W <- owin(xrange = c(xmin, xmax), yrange = c(ymin, ymax))

# Generate adipocyte and vascular annotations

peri <- ann_peri$geometry[[1]]
peri <- as.owin(peri)

endo <- ann_endo$geometry[[1]]
endo <- as.owin(endo)

com <- solist(W, endo, peri, pt_ppp)

plot(W, main = "Adipocytes + Vasculature")
plot(peri, col = "green", add = TRUE)
plot(endo, col = "red", add = TRUE)
plot(pt_ppp, cols = c("yellow3","skyblue1"), chars = c(15,16), 
     use.marks = TRUE, legend = TRUE, cex = 0.5, 
     main = "Proximal Tibia Cell Point Pattern", add = TRUE)

Solution

  • The first problem is that the geojson file is not in WGS84 geographic coordinates as st_read() implicitly assumes. This means that the computer thinks the coordinates are on a sphere and you have to transform them to a planar coordinate system to be able to get them into spatstat. This is done with the st_transform() function and that destroys the geometry of everything. To avoid the wrong WGS84 crs assumption, you can set crs = NA in st_read(). The following gives you a working example.

    library(sf)
    #> Linking to GEOS 3.8.0, GDAL 3.0.4, PROJ 6.3.1; sf_use_s2() is TRUE
    
    library(spatstat)
    #> Loading required package: spatstat.data
    #> Loading required package: spatstat.univar
    #> spatstat.univar 2.0-3.003
    #> Loading required package: spatstat.geom
    #> spatstat.geom 3.2-9.017
    #> Loading required package: spatstat.random
    #> spatstat.random 3.2-3.002
    #> Loading required package: spatstat.explore
    #> Loading required package: nlme
    #> spatstat.explore 3.2-7.005
    #> Loading required package: spatstat.model
    #> Loading required package: rpart
    #> spatstat.model 3.2-11.004
    #> Loading required package: spatstat.linnet
    #> spatstat.linnet 3.1-5.003
    #> 
    #> spatstat 3.0-8.004 
    #> For an introduction to spatstat, type 'beginner'
    
    pt_geojson <- "Veh Tibia - Proximal Tibia.geojson"
    annotations_sf <- st_read(pt_geojson, crs = NA)
    #> Reading layer `Veh Tibia - Proximal Tibia' from data source 
    #>   `/home/rubak/OneDrive/spatstat/experiments/QuPath/Veh Tibia - Proximal Tibia.geojson' 
    #>   using driver `GeoJSON'
    #> Simple feature collection with 30 features and 6 fields
    #> Geometry type: POLYGON
    #> Dimension:     XY
    #> Bounding box:  xmin: 31884 ymin: 3236 xmax: 32958 ymax: 4310
    #> CRS:           NA
    
    
    geo <- st_geometry(annotations_sf)
    windows <- lapply(geo, as.owin)
    df <- st_drop_geometry(annotations_sf)
    te <- tess(tiles=windows)
    marks(te) <- df
    
    te
    #> Tessellation
    #> Tiles are windows of general type
    #> 30 tiles (irregular windows)
    #> Tessellation has 6 columns of marks: 'id', 'objectType', 'classification', 
    #> 'isLocked', 'measurements' and 'name'
    #> window: rectangle = [31884, 32958] x [3236, 4310] units
    
    
    plot(te, do.col = FALSE, do.labels = TRUE, main = "")
    

    
    plot(tiles(te), main = "")
    

    Notice that the tiles are on different physical scales in the plot above. Tile number 12 doesn’t have a classification and it corresponds to the entire window of observation, so it would probably make more sense to leave it out.
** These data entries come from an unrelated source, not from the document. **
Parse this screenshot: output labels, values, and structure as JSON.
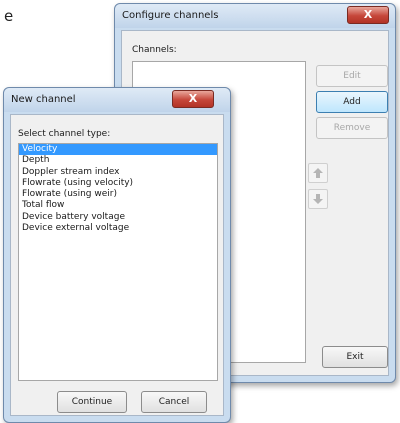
{
  "stray_text": "e",
  "configure_channels": {
    "title": "Configure channels",
    "close_label": "X",
    "channels_label": "Channels:",
    "buttons": {
      "edit": "Edit",
      "add": "Add",
      "remove": "Remove",
      "exit": "Exit"
    },
    "move_up_icon": "up-arrow",
    "move_down_icon": "down-arrow"
  },
  "new_channel": {
    "title": "New channel",
    "close_label": "X",
    "select_label": "Select channel type:",
    "options": [
      "Velocity",
      "Depth",
      "Doppler stream index",
      "Flowrate (using velocity)",
      "Flowrate (using weir)",
      "Total flow",
      "Device battery voltage",
      "Device external voltage"
    ],
    "selected_option": "Velocity",
    "buttons": {
      "continue": "Continue",
      "cancel": "Cancel"
    }
  },
  "colors": {
    "title_bar": "#c9dcef",
    "close_button": "#c6473a",
    "selection": "#3399ff"
  }
}
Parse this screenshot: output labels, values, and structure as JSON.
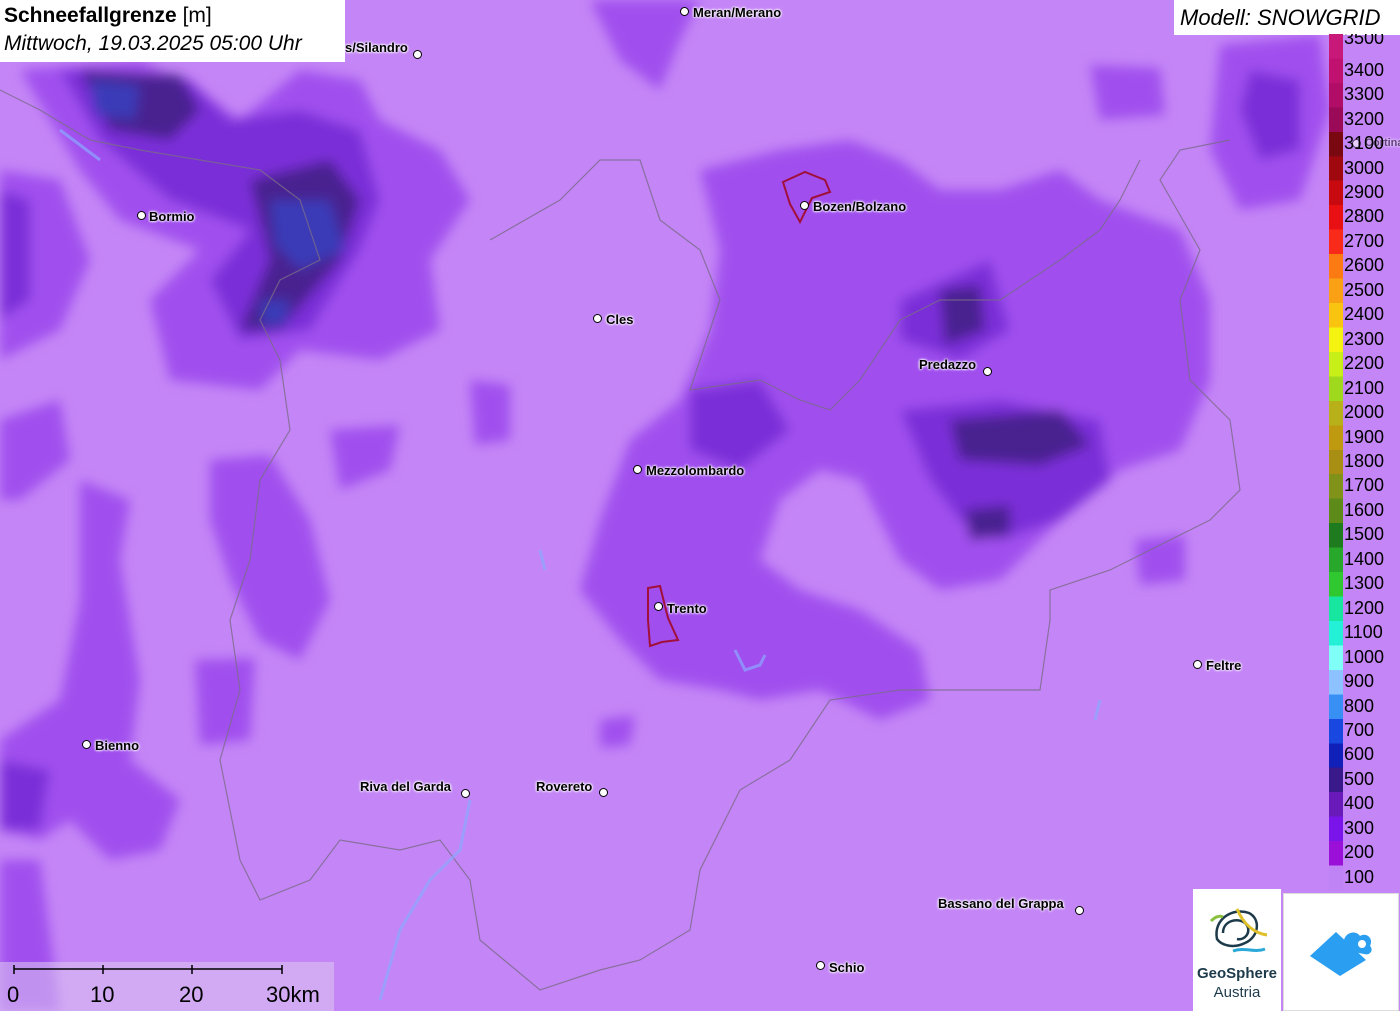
{
  "title": {
    "param": "Schneefallgrenze",
    "unit": "[m]",
    "datetime": "Mittwoch, 19.03.2025 05:00 Uhr"
  },
  "model_label": "Modell: SNOWGRID",
  "legend": {
    "values": [
      "3500",
      "3400",
      "3300",
      "3200",
      "3100",
      "3000",
      "2900",
      "2800",
      "2700",
      "2600",
      "2500",
      "2400",
      "2300",
      "2200",
      "2100",
      "2000",
      "1900",
      "1800",
      "1700",
      "1600",
      "1500",
      "1400",
      "1300",
      "1200",
      "1100",
      "1000",
      "900",
      "800",
      "700",
      "600",
      "500",
      "400",
      "300",
      "200",
      "100"
    ],
    "colors": [
      "#c8197a",
      "#c01070",
      "#b00c68",
      "#9a0a58",
      "#7a0810",
      "#a00810",
      "#c80a10",
      "#e81012",
      "#fa2a1a",
      "#fb7a12",
      "#f9a014",
      "#f8c410",
      "#f4f410",
      "#c8f018",
      "#a0d81e",
      "#b8b018",
      "#bf9a10",
      "#a88e12",
      "#80921a",
      "#5e8a1a",
      "#1e7c1e",
      "#28a82a",
      "#30c830",
      "#16e6a0",
      "#24f0d8",
      "#80fff8",
      "#8cc2ff",
      "#3890f4",
      "#1848e0",
      "#1020b8",
      "#3a1a8a",
      "#6a1ab8",
      "#7a14ea",
      "#9a10d8",
      "#c083f6"
    ]
  },
  "map": {
    "base_color": "#c486f6",
    "low_color": "#a050ee",
    "mid_color": "#7a2fd8",
    "high_color": "#4a2090",
    "blue_color": "#3b3ab8"
  },
  "cities": [
    {
      "name": "Meran/Merano",
      "label_side": "right"
    },
    {
      "name": "s/Silandro",
      "label_side": "left"
    },
    {
      "name": "Bormio",
      "label_side": "right"
    },
    {
      "name": "Bozen/Bolzano",
      "label_side": "right"
    },
    {
      "name": "Cles",
      "label_side": "right"
    },
    {
      "name": "Predazzo",
      "label_side": "left"
    },
    {
      "name": "Mezzolombardo",
      "label_side": "right"
    },
    {
      "name": "Trento",
      "label_side": "right"
    },
    {
      "name": "Feltre",
      "label_side": "right"
    },
    {
      "name": "Bienno",
      "label_side": "right"
    },
    {
      "name": "Riva del Garda",
      "label_side": "left"
    },
    {
      "name": "Rovereto",
      "label_side": "left"
    },
    {
      "name": "Bassano del Grappa",
      "label_side": "left"
    },
    {
      "name": "Schio",
      "label_side": "right"
    },
    {
      "name": "Cortina",
      "label_side": "right"
    }
  ],
  "scale": {
    "labels": [
      "0",
      "10",
      "20",
      "30km"
    ]
  },
  "logos": {
    "geosphere_line1": "GeoSphere",
    "geosphere_line2": "Austria"
  }
}
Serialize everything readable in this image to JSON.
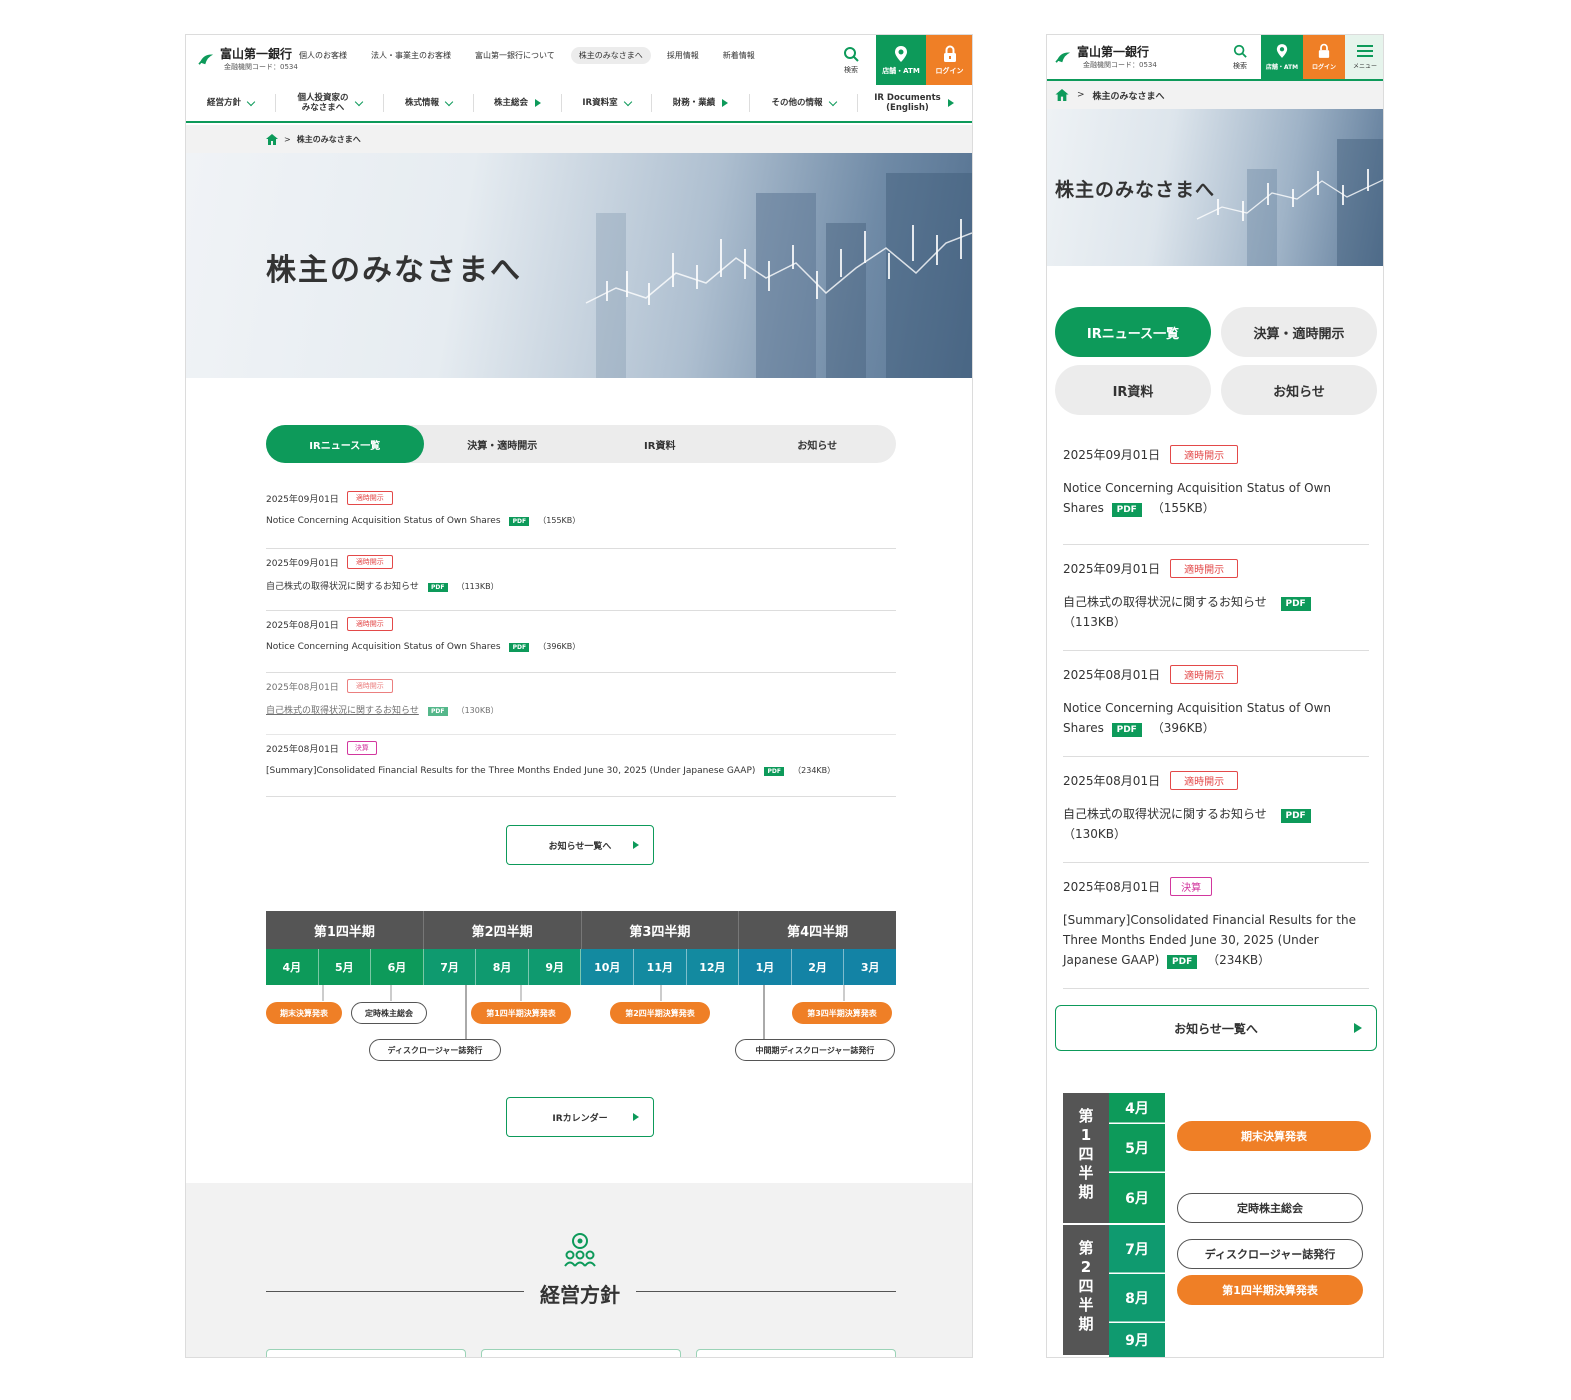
{
  "header": {
    "bank_name": "富山第一銀行",
    "bank_code": "金融機関コード：0534",
    "gnav": [
      "個人のお客様",
      "法人・事業主のお客様",
      "富山第一銀行について",
      "株主のみなさまへ",
      "採用情報",
      "新着情報"
    ],
    "search_label": "検索",
    "atm_label": "店舗・ATM",
    "login_label": "ログイン",
    "menu_label": "メニュー"
  },
  "subnav": [
    "経営方針",
    "個人投資家の\nみなさまへ",
    "株式情報",
    "株主総会",
    "IR資料室",
    "財務・業績",
    "その他の情報",
    "IR Documents\n(English)"
  ],
  "breadcrumb": {
    "separator": ">",
    "current": "株主のみなさまへ"
  },
  "hero": {
    "title": "株主のみなさまへ"
  },
  "tabs": [
    "IRニュース一覧",
    "決算・適時開示",
    "IR資料",
    "お知らせ"
  ],
  "news": [
    {
      "date": "2025年09月01日",
      "tag": "適時開示",
      "title": "Notice Concerning Acquisition Status of Own Shares",
      "pdf": "PDF",
      "size": "（155KB）"
    },
    {
      "date": "2025年09月01日",
      "tag": "適時開示",
      "title": "自己株式の取得状況に関するお知らせ",
      "pdf": "PDF",
      "size": "（113KB）"
    },
    {
      "date": "2025年08月01日",
      "tag": "適時開示",
      "title": "Notice Concerning Acquisition Status of Own Shares",
      "pdf": "PDF",
      "size": "（396KB）"
    },
    {
      "date": "2025年08月01日",
      "tag": "適時開示",
      "title": "自己株式の取得状況に関するお知らせ",
      "pdf": "PDF",
      "size": "（130KB）"
    },
    {
      "date": "2025年08月01日",
      "tag": "決算",
      "title": "[Summary]Consolidated Financial Results for the Three Months Ended June 30, 2025 (Under Japanese GAAP)",
      "pdf": "PDF",
      "size": "（234KB）"
    }
  ],
  "news_more_label": "お知らせ一覧へ",
  "calendar": {
    "quarters": [
      "第1四半期",
      "第2四半期",
      "第3四半期",
      "第4四半期"
    ],
    "quarters_vertical": [
      "第\n1\n四\n半\n期",
      "第\n2\n四\n半\n期"
    ],
    "months": [
      "4月",
      "5月",
      "6月",
      "7月",
      "8月",
      "9月",
      "10月",
      "11月",
      "12月",
      "1月",
      "2月",
      "3月"
    ],
    "events": [
      "期末決算発表",
      "定時株主総会",
      "第1四半期決算発表",
      "第2四半期決算発表",
      "第3四半期決算発表",
      "ディスクロージャー誌発行",
      "中間期ディスクロージャー誌発行"
    ],
    "button_label": "IRカレンダー"
  },
  "section": {
    "title": "経営方針"
  },
  "colors": {
    "green": "#0d9a5a",
    "orange": "#ef7f26",
    "teal": "#138aa0",
    "red_tag": "#e34949",
    "magenta_tag": "#d2379e"
  }
}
    plot(tiles(te)[[12]], main = "")
    

    If we omit it we get the following:

    te2 <- tess(tiles=windows[-12])
    marks(te2) <- df[-12,]
    plot(te2, values = marks(te2)$classification, main = "")
    

    Notice: I didn’t spend time cleaning the data, so I left classification labels as they were in the original data. Also: Since the original data are pixels I think it would make sense to work with binary masks instead of polygons.